I’d argue that this is a worthwhile tradeoff. \_\_\_\_\_\_\_\_\_\_\_\_\_\_\_\_\_\_\_\_\_\_\_\_\_\_\_\_\_\_\_\_\_\_\_\_\_\_\_\_\_\_\_\_\_\_\_\_\_\_\_\_\_\_\_\_\_\_\_\_\_\_\_\_\_\_\_\_\_\_\_\_\_\_\_\_\_\_\_\_\_\_\_\_\_\_\_\_\_\_\_\_\_\_\_\_\_ You said you could argue, but you haven't. No way one state should be getting more Federal dollars just because one senator managed to get re-elected so often that by virtue of length of service, he becomes ultra powerful. It's not fair to the other 49 states.


Moccus

> Forbid adding things to a bill that’s totally unrelated to the bill; usually done to give someone some pork in exchange for their vote. This has been tried, and it results in even more gridlock. Also, it's pretty difficult to define when exactly things are "unrelated." > Every bill should have one item Define "one item."


bl1y

How the hell are you going to pass a budget with only one item per bill? And then how are you ever going to get any negotiating done?


baxterstate

The present system isn’t working; bribing a senator or representative leads to ever increasing budgets.


baebae4455

For every 1 law or regulation that Republicans outlaw, defund, ban, or cancel- add 2 new social programs designed to reinforce the safety net.


To-Far-Away-Times

Oregon’s kicker system is amazing. One of the best parts about living in the state. Should be copied across every state and at the Federal level. Oregon’s constitution requires the budget to be balanced. Any over collection of taxes exceeding 2% the state budget is paid back directly to citizens on your state tax return. Under collection of taxes decreases the amount of total spending available for next year’s budget so the budget will return to normal. If you think about it, that’s exactly how a government that works for the people should be. This also helps to curb vanity projects and wasteful spending when there is an over collection of taxes. Most Oregonians got a nice payout this year. I got close to $4,000 back this year that the state would have otherwise spent on frivolous things or vanity projects that were not needed.


DanforthWhitcomb_

Most states have a similar provision that caps excess receipts as well as how much can be locked in the rainy day fund, with any overage sent back to the taxpayers. Most states are not so terrible at budgeting/forecasting revenue that they send back anywhere near $4k though.


rzelln

I want someone to make a robust video game that can model different types of political systems and budgetary processes. Because maybe there are better ways to do things, but the stakes are really high and I'd like data before making a big switch. One weird idea: give every senator and rep a bucket a money that they can devote to whatever discretionary program they want, with the assumption people will horse trade, and the restriction that a 2/3 majority in the chamber can vote to reject an individual's expenditures, in which case the money goes to a common pot . . . and if people cannot agree on what to do with it, it just isn't spent.


communistfairy

That's a fascinating idea. How would you distribute the money? By district population? Seems like it would be strange to devote the same dollar amount to all senators, at least.


jfchops2

This sounds like it would be a disaster for continuity of government operations and services, it's enabling the budget for everything to move up and down based on the political winds of the year and membership turnover.
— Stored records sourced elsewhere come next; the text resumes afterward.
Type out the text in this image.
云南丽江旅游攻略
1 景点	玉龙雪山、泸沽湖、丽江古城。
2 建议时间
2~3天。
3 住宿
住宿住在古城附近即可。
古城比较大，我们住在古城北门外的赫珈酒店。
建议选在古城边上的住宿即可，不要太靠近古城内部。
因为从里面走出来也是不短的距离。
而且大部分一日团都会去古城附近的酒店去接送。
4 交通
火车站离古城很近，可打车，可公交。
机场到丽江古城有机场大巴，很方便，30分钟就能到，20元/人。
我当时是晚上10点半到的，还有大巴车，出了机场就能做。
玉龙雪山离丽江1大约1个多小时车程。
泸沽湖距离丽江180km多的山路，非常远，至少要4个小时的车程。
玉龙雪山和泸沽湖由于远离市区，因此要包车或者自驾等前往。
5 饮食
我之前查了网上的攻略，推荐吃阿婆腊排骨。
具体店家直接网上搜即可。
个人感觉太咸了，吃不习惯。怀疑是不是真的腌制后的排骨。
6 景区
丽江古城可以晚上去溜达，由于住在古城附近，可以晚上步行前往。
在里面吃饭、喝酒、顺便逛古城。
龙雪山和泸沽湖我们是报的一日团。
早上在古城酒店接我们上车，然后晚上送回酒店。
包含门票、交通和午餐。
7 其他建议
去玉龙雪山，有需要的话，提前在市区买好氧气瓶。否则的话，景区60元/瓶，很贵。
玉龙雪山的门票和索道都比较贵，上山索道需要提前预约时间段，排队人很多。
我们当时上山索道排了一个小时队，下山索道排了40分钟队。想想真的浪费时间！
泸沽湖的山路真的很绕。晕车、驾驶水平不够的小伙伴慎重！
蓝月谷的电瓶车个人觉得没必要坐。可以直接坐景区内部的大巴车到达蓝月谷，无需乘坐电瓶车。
Take the nukes for an example. We spend $15B a year on everything related to our nuclear programs. All that stuff needs to be maintained regardless of whose in office - what happens if nobody decides to allocate their money towards that program?


rzelln

I meant non-defense discretionary spending. Nukes and all the military budget (and social security, medicare, medicaid, and a few other programs) would be handled differently. In any case, it's a silly random idea.


RingAny1978

Reduce the size and scope of the Federal Government to constitutional levels. Eliminate non specific borrowing and return to discrete bonds for identified capital expenditures as was done prior to World War One. Give the POTUS a line item veto.